Today or tomorrow, you’d have to support close relative mourning the loss of a loved one at funeral homes Waite Hill, OH. Most people tend to keep their distance from the bereaved out of fear of saying something wrong and making things worse.

You shouldn’t let this thought stop you from approaching the grieving relative during and after the funeral service to help them see through this tough phase of their life. There’re a lot of things you can say and do to comfort them and ease their grief journey.

Here’s how you should try to support a mourning friend and make them feel loved again.

Know What to Say to Them

It’s understandable if you feel awkward about talking to them about the loss but verbal condolences are very helpful for your grieving relative. Depression and sorry make a person feel sad and alone. They may pretend or feel like they don’t need any company at this time, but deep down they need your shoulder to cry on; to express their feelings, and share the overwhelming emotions they are having difficulty managing.

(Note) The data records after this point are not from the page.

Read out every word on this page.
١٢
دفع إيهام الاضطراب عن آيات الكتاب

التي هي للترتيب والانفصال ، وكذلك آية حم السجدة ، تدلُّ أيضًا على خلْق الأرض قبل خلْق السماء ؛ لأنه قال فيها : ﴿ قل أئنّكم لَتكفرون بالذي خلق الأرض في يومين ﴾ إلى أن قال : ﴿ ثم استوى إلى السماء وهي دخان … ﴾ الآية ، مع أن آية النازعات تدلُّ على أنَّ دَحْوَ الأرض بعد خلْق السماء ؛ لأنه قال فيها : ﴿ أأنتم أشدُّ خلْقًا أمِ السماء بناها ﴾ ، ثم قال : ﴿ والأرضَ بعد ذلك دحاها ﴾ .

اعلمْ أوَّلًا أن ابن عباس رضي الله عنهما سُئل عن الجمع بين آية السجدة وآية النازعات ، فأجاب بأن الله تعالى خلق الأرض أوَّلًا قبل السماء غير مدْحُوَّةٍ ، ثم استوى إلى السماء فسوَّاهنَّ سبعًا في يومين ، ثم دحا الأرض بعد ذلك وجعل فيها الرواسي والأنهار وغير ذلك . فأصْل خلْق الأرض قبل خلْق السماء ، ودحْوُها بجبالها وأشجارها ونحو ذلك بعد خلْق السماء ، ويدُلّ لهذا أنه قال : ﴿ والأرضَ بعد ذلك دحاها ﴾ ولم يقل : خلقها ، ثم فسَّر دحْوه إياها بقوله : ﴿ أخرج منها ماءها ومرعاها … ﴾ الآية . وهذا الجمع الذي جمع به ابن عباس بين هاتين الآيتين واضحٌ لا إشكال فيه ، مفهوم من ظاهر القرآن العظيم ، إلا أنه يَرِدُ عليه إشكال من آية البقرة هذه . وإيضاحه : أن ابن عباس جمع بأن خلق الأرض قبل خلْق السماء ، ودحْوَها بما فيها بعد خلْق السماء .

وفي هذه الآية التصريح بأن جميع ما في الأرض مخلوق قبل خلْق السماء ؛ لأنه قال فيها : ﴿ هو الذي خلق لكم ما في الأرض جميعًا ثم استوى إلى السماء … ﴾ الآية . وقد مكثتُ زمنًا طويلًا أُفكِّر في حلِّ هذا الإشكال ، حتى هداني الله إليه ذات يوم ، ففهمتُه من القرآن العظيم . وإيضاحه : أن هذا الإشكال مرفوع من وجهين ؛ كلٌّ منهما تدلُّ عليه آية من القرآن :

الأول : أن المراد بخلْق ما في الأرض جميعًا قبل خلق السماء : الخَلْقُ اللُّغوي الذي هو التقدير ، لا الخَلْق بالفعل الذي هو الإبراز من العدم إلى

You don’t have to give any advice to them, just saying, “How are you feeling?” and “I am so sorry for your loss” will assure them of your support.

Talk About the Deceased

Don’t be afraid from talking about the deceased if it comes up to that. Deviating from the topic when the bereaved want to discuss how the loved one has died makes them feel that you are not understanding their pain or worse, you have already forgotten their loved one.

Using the word, “died” in your conversation shows you’re open to talking about their feelings about the loved one who has died or how much they miss him.

Speak Less, Listen More

Try not to take charge of the conversation. Let the relatives talk more about their emotions and grief and encourage them to share more stories of the departed soul. Naturally, the bereaved person may share the same story again and again; don’t interrupt them if they do that. It’s a way of accepting the new reality and show how much the loved one is being missed.

Don’t judge their emotion or think of them as weak and vulnerable if they have n emotional outburst in front of you or cry their eyes out. Be supportive and empathetic.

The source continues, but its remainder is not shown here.